El término innovación se ha convertido en uno de los más trillados y a su vez en uno de los que menos entendemos en el emprendimiento de la región. Confundimos en muchos sentidos la innovación con mejoras a una solución existente o con el uso de la tecnología, y estas dos aproximaciones son erróneas, y el hecho de llegar a asumirlas como ciertas genera que seamos menos innovadores. Así mismo, se ha malentendido el tema desde su raíz, asumimos que la innovación está ligada a títulos universitarios que la acrediten y a “especialistas” que aplican metodologías; y estas aproximaciones son las que frenan en mayor medida la verdadera innovación.
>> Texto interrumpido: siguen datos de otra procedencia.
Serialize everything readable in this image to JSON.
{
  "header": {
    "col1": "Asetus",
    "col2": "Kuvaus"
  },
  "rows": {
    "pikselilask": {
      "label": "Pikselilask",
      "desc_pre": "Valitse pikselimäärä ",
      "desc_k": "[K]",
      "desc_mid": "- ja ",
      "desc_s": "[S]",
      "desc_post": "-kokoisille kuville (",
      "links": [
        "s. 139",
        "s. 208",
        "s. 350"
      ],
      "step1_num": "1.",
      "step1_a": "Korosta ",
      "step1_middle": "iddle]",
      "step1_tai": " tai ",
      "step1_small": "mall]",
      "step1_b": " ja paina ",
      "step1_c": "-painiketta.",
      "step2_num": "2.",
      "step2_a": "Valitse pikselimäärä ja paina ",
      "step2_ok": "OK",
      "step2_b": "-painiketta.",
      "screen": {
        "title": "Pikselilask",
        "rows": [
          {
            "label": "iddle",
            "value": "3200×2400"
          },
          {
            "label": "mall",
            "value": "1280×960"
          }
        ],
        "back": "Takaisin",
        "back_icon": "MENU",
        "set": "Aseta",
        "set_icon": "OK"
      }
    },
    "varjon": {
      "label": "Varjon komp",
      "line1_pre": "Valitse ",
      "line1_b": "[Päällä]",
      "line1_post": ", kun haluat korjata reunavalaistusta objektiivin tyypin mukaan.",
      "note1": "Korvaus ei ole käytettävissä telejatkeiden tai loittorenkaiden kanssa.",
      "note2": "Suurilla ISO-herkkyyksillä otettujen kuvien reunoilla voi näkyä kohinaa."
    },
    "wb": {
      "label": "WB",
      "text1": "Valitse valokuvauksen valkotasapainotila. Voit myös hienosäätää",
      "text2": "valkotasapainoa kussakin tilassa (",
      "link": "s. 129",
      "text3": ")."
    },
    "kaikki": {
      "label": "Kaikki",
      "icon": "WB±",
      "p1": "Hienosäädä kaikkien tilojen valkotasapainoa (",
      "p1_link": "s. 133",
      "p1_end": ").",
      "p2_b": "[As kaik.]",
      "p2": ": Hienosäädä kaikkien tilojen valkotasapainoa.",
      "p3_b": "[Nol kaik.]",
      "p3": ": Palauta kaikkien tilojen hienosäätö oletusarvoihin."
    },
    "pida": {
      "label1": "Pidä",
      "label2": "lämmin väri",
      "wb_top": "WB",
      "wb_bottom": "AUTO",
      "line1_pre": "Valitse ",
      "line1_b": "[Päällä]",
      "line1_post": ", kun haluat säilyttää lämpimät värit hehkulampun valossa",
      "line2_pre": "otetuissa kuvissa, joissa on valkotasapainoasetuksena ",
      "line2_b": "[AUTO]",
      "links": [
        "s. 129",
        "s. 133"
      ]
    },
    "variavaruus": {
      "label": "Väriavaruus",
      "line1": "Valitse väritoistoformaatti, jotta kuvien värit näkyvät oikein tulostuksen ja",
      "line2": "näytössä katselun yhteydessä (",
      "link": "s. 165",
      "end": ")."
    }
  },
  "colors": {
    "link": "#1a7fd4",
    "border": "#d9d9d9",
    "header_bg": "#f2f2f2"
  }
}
Las siguiente son cuatro claves fundamentales para innovar en la creación de empresas, con las cuales lograremos aunque sea pensar en competir a nivel internacional:

Pensamiento a largo plazo

El pensamiento de corto plazo, de resultados rápidos y de menor riesgo es la principal barrera de la falta de innovación en el emprendimiento. Es ahí en donde vemos que nos encontramos en la región con ecosistemas en los cuales se valoran los resultados obtenidos para que estos puedan ser proyectados a futuro, y ese es el único potencial que se analiza (o en su mayoría) por parte de entidades de apoyo e inversionistas.

De esta manera, en estos ecosistemas nos estamos llenando de emprendimientos que alcanzan una sosteniblidad relativamente fácil, pero que jamás lograrán ser innovadores, ni mucho menos competir a nivel internacional. Todas las empresas que han llegado a ser disruptivas han tenido que sacrificar de manera inicial los resultados a corto plazo buscando encontrar algo que tuviera un mayor impacto. Es más fácil encontrar este tipo de escenarios y hacer de este un negocio más rápidamente, sin embargo, entre más fácil es, más competidores tendrá y menos posibilidades reales de escalabilidad presenta un emprendimiento..

Talento con enfoque en resolver problemáticas

Este es el típico error que se presenta en los equipos con una habilidad netamente científica, pueden desarrollar algo que técnicamente sea perfecto y disruptivo, pero nunca encuentra mercado, pues no se enfoca desde el principio en resolver una problemática de una manera más novedosa y eficiente que las existentes, sino simplemente se basa en el desarrollo de un buen producto. La innovación no puede estar enfocada en otra cosa más que resolver necesidades de los usuarios, de no ser así no puede llamarse innovación.
Tolerar el riesgo

Innovar en sí mismo es asumir el riesgo de estar equivocado, sin asumir riesgos no puede existir verdaderamente innovación en el emprendimiento. Es por esta razón que el deseo de todas las partes (incluidos algunos emprendedores) de minimizar los riesgos a la hora de emprender lleva a que nos encontremos con emprendimientos con muy poco valor innovador y con pocas posibilidades de competir a nivel internacional (al menos en su mayoría). Esto, acompañado de lo joven que es el tema del emprendimiento en la región, son las causas reales que no existan muchos “exits” en la región.

En nuestros ecosistemas nos encontramos continuamente con que las entidades de apoyo, las convocatorias, los inversionistas, e incluso algunos emprendedores, quieren apostar a lo “más seguro”, y así en principio lo sea, en el mediano plazo llega a ser más difícil con este tipo de modelos de negocio llegar a crecer; es ahí donde nos encontramos con emprendedores y startups famosas por ganas convocatorias, programas y concursos pero que nunca llegan a tener éxito en el mercado, o dejan de tenerlo muy fácilmente.

Tolerar el fracaso

Es conocido que recorriendo el camino de lo seguro nunca se va a llegar a nada nuevo, ni a nada diferente a lo que muchos otros han llegado. Todo emprendedor que quiere innovar debe tener en cuenta que antes de encontrar el producto, servicio o modelo de negocio (…) perfecto va a equivocarse muchas veces, y esto es algo con lo que tiene que lidiar.

En gran parte, las personas innovadoras son quienes han decidido serlo y en el camino están dispuestas a equivocarse, a cometer errores y a fracasar varias veces. El miedo a equivocarse solo nos hace entrar en un terreno donde haremos lo mismo que muchos otros, y nos alejaremos de cualquier posibilidad de innovar.

Es por estas claves que pareciera difícil entender cómo alguien es realmente especialista en innovación, o como un currículum puede enseñarlo, mucho más difícil creer posible que podremos ser innovadores gracias a una consultoría; este término se encuentra mucho más vinculado a la incertidumbre y al hecho de intentarlo.